Fadli tersenyum kecil, pak Cik Abas memang pandai memuji. "Pak Cik bisa saja, saya jadi malu." Jawab Fadli tertawa geli, begitupun Pak Abas.
"Ada keperluan apa Ustadz?" Tanya pak Cik Abas.
"Ini saya ingin membeli oven agar dapat mengisi waktu luang." Jawab Fadli.
"Wah, segeralah menikah Ustadz Fadli supaya ada yang menemani di waktu luang." Goda pak Cik Abas.
Fadli terdiam sejenak, memikirkan tentang pernikahan. Bukannya Fadli tidak ingin menikah. Fadli bahkan menunggu- nunggu hari itu membayangkan punya istri yang selalu ada menemaninya kalah suka dan duka itu adalah hal yang membahagiakan bagi Fadli bila terjadi. "Saya juga sedang memikirkannya pak Cik, jika Allah berkehendak tidak lama lagi mungkin saya akan melangsungkan pernikahan." Jawab Fadli dengan senyuman kecil.
"Subhanallah, syukurlah Ustadz. Siapa gadis beruntung itu?" Tanya pak Cik Abas penasaran.
"Bila pernikahan itu jadi sayalah yang beruntung menikah dengan anaknya Kyai Haji Ahmad." Pak cik Abas kaget namun tidak menghilangkan rasa bahagianya.
"Ya ampun itu berita baik Ustadz, kalau begitu Oven listriknya geratis. Anggap saja sebagai hadiah pernikahan nanti." Pak Cik Abas menyerahkan oven listrik baru pada Fadli. Fadli kaget, tentu saja dia menolak harganya jutaan Fadli tidak ingin merugikan toko pak Cik Abas.
"Saya beli saja pak Cik, lagipula saya belum menikah dan harga oven ini sangat mahal sekali.

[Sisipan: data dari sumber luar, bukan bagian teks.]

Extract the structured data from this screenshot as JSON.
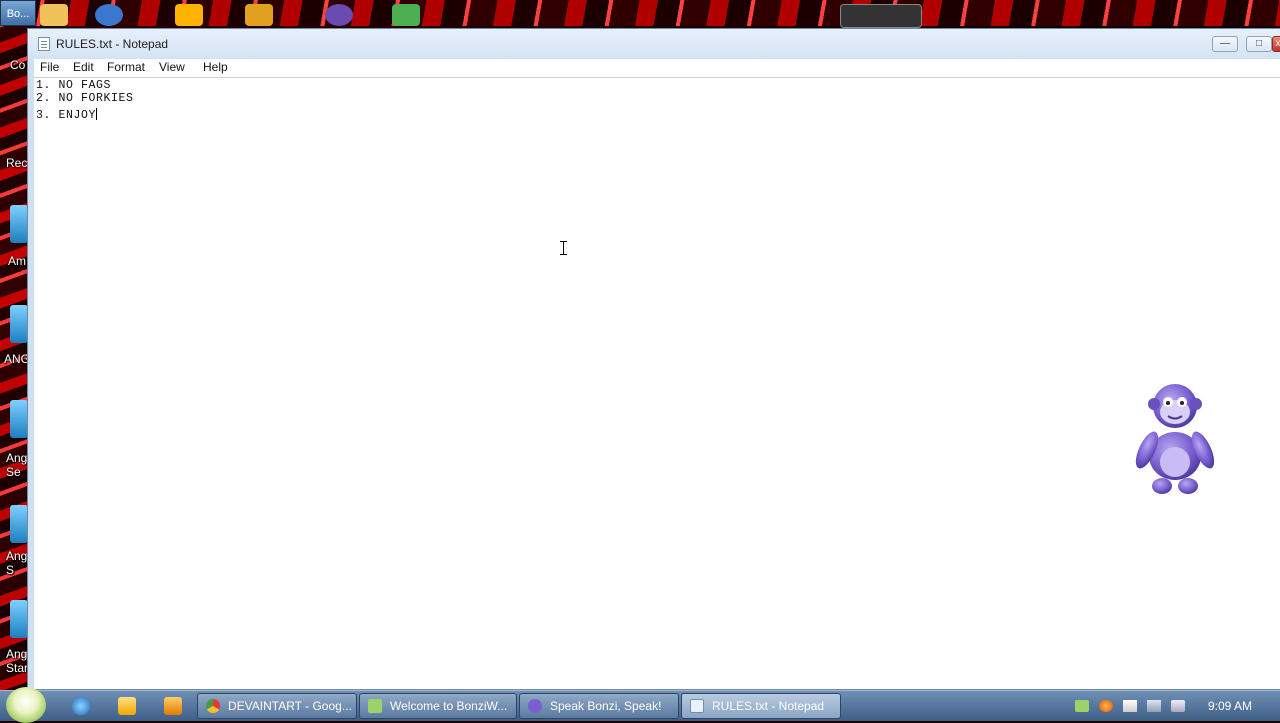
{
  "desktop": {
    "top_tab_label": "Bo...",
    "side_labels": [
      "Co",
      "Rec",
      "Am",
      "ANG",
      "Ang Se",
      "Ang S",
      "Ang Star"
    ]
  },
  "window": {
    "title": "RULES.txt - Notepad",
    "controls": {
      "minimize": "—",
      "maximize": "□",
      "close": "x"
    },
    "menu": [
      "File",
      "Edit",
      "Format",
      "View",
      "Help"
    ],
    "content_lines": [
      "1. NO FAGS",
      "2. NO FORKIES",
      "3. ENJOY"
    ]
  },
  "taskbar": {
    "buttons": [
      {
        "label": "DEVAINTART - Goog...",
        "icon": "chrome-icon",
        "active": false
      },
      {
        "label": "Welcome to BonziW...",
        "icon": "bonzi-app-icon",
        "active": false
      },
      {
        "label": "Speak Bonzi, Speak!",
        "icon": "bonzi-head-icon",
        "active": false
      },
      {
        "label": "RULES.txt - Notepad",
        "icon": "notepad-icon",
        "active": true
      }
    ],
    "clock": "9:09 AM"
  },
  "colors": {
    "wallpaper": "#b00000",
    "taskbar": "#4e6f96",
    "bonzi": "#7a5fd0"
  }
}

Nanti pak Cik rugi." Tolak Fadli dengan nada halus.
"Tidak, ambillah Ustadz, Allah tidak suka ada orang yang menolak rezeki dari orang lain." Akhirnya dengan berbagai bujukan Fadli menerima rezeki pemberian pak Cik Abas.

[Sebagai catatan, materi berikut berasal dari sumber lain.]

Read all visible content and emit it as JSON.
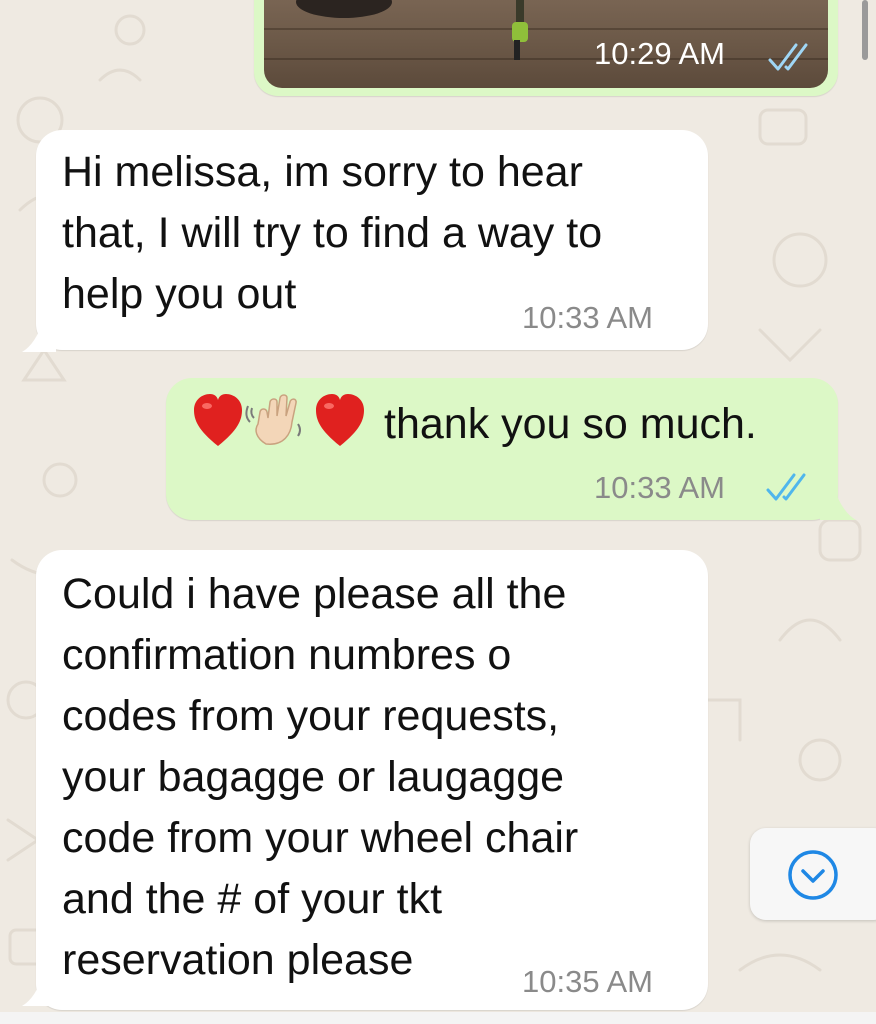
{
  "messages": [
    {
      "direction": "outgoing",
      "type": "photo",
      "time": "10:29 AM",
      "read": true
    },
    {
      "direction": "incoming",
      "text": "Hi melissa, im sorry to hear\nthat, I will try to find a way to\nhelp you out",
      "time": "10:33 AM"
    },
    {
      "direction": "outgoing",
      "emojis": [
        "red-heart",
        "waving-hand",
        "red-heart"
      ],
      "text": "thank you so much.",
      "time": "10:33 AM",
      "read": true
    },
    {
      "direction": "incoming",
      "text": "Could i have please all the\nconfirmation numbres o\ncodes from your requests,\nyour bagagge or laugagge\ncode from your wheel chair\nand the #  of your tkt\nreservation please",
      "time": "10:35 AM"
    }
  ],
  "scroll_button": {
    "icon": "chevron-down-circle-icon"
  },
  "colors": {
    "wallpaper": "#efeae2",
    "incoming_bubble": "#ffffff",
    "outgoing_bubble": "#dcf8c6",
    "read_ticks": "#4fb6ec",
    "timestamp": "#8a8a8a",
    "scroll_icon": "#1f88e5"
  }
}
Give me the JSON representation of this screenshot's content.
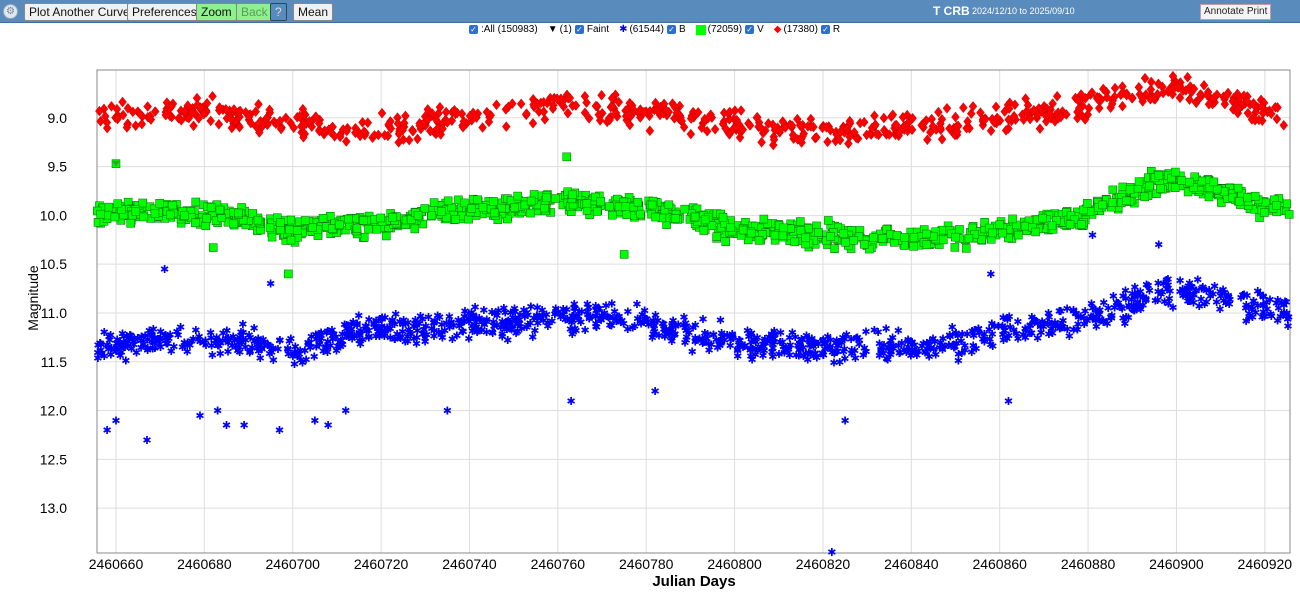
{
  "toolbar": {
    "plot_another": "Plot Another Curve",
    "preferences": "Preferences",
    "zoom": "Zoom",
    "back": "Back",
    "help": "?",
    "mean": "Mean",
    "star": "T CRB",
    "date_range": "2024/12/10 to 2025/09/10",
    "annotate": "Annotate Print"
  },
  "legend": {
    "all": ":All (150983)",
    "faint_count": "(1)",
    "faint": "Faint",
    "b_count": "(61544)",
    "b": "B",
    "v_count": "(72059)",
    "v": "V",
    "r_count": "(17380)",
    "r": "R"
  },
  "chart_data": {
    "type": "scatter",
    "title": "",
    "xlabel": "Julian Days",
    "ylabel": "Magnitude",
    "xlim": [
      2460655.7,
      2460925.7
    ],
    "ylim": [
      13.46,
      8.51
    ],
    "y_inverted": true,
    "grid": true,
    "xticks": [
      2460660,
      2460680,
      2460700,
      2460720,
      2460740,
      2460760,
      2460780,
      2460800,
      2460820,
      2460840,
      2460860,
      2460880,
      2460900,
      2460920
    ],
    "yticks": [
      9.0,
      9.5,
      10.0,
      10.5,
      11.0,
      11.5,
      12.0,
      12.5,
      13.0
    ],
    "series": [
      {
        "name": "R",
        "color": "#ff0000",
        "marker": "diamond",
        "trend_x": [
          2460656,
          2460670,
          2460680,
          2460690,
          2460700,
          2460710,
          2460720,
          2460730,
          2460740,
          2460750,
          2460760,
          2460770,
          2460780,
          2460790,
          2460800,
          2460810,
          2460820,
          2460830,
          2460840,
          2460850,
          2460860,
          2460870,
          2460880,
          2460890,
          2460900,
          2460910,
          2460920,
          2460926
        ],
        "trend_y": [
          9.0,
          8.95,
          8.92,
          9.0,
          9.05,
          9.1,
          9.12,
          9.05,
          9.0,
          8.95,
          8.85,
          8.9,
          8.95,
          9.0,
          9.1,
          9.12,
          9.12,
          9.12,
          9.1,
          9.05,
          9.0,
          8.95,
          8.85,
          8.75,
          8.72,
          8.8,
          8.92,
          9.0
        ],
        "scatter": 0.12
      },
      {
        "name": "V",
        "color": "#00ff00",
        "marker": "square",
        "trend_x": [
          2460656,
          2460670,
          2460680,
          2460690,
          2460700,
          2460710,
          2460720,
          2460730,
          2460740,
          2460750,
          2460760,
          2460770,
          2460780,
          2460790,
          2460800,
          2460810,
          2460820,
          2460830,
          2460840,
          2460850,
          2460860,
          2460870,
          2460880,
          2460890,
          2460895,
          2460900,
          2460910,
          2460920,
          2460926
        ],
        "trend_y": [
          10.0,
          9.95,
          10.0,
          10.05,
          10.15,
          10.1,
          10.1,
          10.0,
          9.95,
          9.9,
          9.85,
          9.88,
          9.92,
          10.0,
          10.15,
          10.18,
          10.2,
          10.22,
          10.25,
          10.22,
          10.15,
          10.1,
          10.0,
          9.8,
          9.65,
          9.65,
          9.75,
          9.9,
          9.95
        ],
        "scatter": 0.1,
        "outliers": [
          [
            2460660,
            9.47
          ],
          [
            2460699,
            10.6
          ],
          [
            2460682,
            10.33
          ],
          [
            2460762,
            9.4
          ],
          [
            2460775,
            10.4
          ]
        ]
      },
      {
        "name": "B",
        "color": "#0000ff",
        "marker": "star",
        "trend_x": [
          2460656,
          2460670,
          2460680,
          2460690,
          2460700,
          2460710,
          2460720,
          2460730,
          2460740,
          2460750,
          2460760,
          2460770,
          2460780,
          2460790,
          2460800,
          2460810,
          2460820,
          2460830,
          2460840,
          2460850,
          2460860,
          2460870,
          2460880,
          2460890,
          2460900,
          2460910,
          2460920,
          2460926
        ],
        "trend_y": [
          11.35,
          11.25,
          11.25,
          11.3,
          11.4,
          11.25,
          11.15,
          11.15,
          11.1,
          11.08,
          11.05,
          11.05,
          11.1,
          11.2,
          11.3,
          11.32,
          11.35,
          11.35,
          11.35,
          11.3,
          11.2,
          11.15,
          11.05,
          10.9,
          10.75,
          10.85,
          10.95,
          11.0
        ],
        "scatter": 0.13,
        "outliers": [
          [
            2460658,
            12.2
          ],
          [
            2460660,
            12.1
          ],
          [
            2460667,
            12.3
          ],
          [
            2460679,
            12.05
          ],
          [
            2460683,
            12.0
          ],
          [
            2460685,
            12.15
          ],
          [
            2460689,
            12.15
          ],
          [
            2460697,
            12.2
          ],
          [
            2460705,
            12.1
          ],
          [
            2460708,
            12.15
          ],
          [
            2460712,
            12.0
          ],
          [
            2460735,
            12.0
          ],
          [
            2460763,
            11.9
          ],
          [
            2460782,
            11.8
          ],
          [
            2460825,
            12.1
          ],
          [
            2460822,
            13.45
          ],
          [
            2460671,
            10.55
          ],
          [
            2460695,
            10.7
          ],
          [
            2460881,
            10.2
          ],
          [
            2460896,
            10.3
          ],
          [
            2460858,
            10.6
          ],
          [
            2460862,
            11.9
          ]
        ]
      }
    ]
  }
}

"Terima kasih banyak pak Cik."
"Sama- sama Ustadz, semoga lancar sampai ke hari pernikahan." Doa pak Cik Abas menepuk punggung Ustadz Fadli.
"Aamiin, sekali lagi terima kasih banyak pak Cik." Pak Cik Abas mengangguk mengantar Fadli sampai depan pintu toko.
__
Dari kejauhan tanpa sengaja Fadli melihat perempuan berpakaian seragam Toserba di rudung oleh 3 wanita dengan riasan menor. "PLAKKKHHH ...!!" Suara bunyi tamparan terdengar di telinga Fadli, karena tidak suka melihat perilaku buruk mereka Fadli segera menghentikan sepeda motornya. "Astagfirullah ... Apa yang telah mereka lakukan?" Tanya Fadli dalam hati.
"Awww ... Shhhhh ..." Rintih perempuan berpakaian seragam Toserba. Dari balik tembok Fadli melihat perilaku buruk mereka, namun Fadli belum tahu jika perempuan yang memakai seragam Toserba adalah Bella pacar adiknya.
"Mana duit lo, sini. Lo ingetkan kalau lo nggak mau di jual harus ganti rugi. Masih sukur dari kampung lo gue bawa ke kota...!!" Bentak wanita berpakaian merah.
"Aku tidak merasa pernah berhutang mbak Lasmi." Ucap Bella dengan tatapan datar.
"Oh berani ya lo Bella, panggil gue Lasmi lagi.. Gue udah bukan cewe kampung! Nama gue Giselle, itu nama gue sekarang!" Bentak Lasmi di depan wajah Bella.
"Periksa kantong celana dan bajunya!" Perintah Lasmi pada Vera dan Wina teman satu grub prostitusinya.
"Oke Giselle!" Jawab Vera dan Wina tersenyum licik mulai memeriksa kantong celana juga baju yang di kenakan Bella.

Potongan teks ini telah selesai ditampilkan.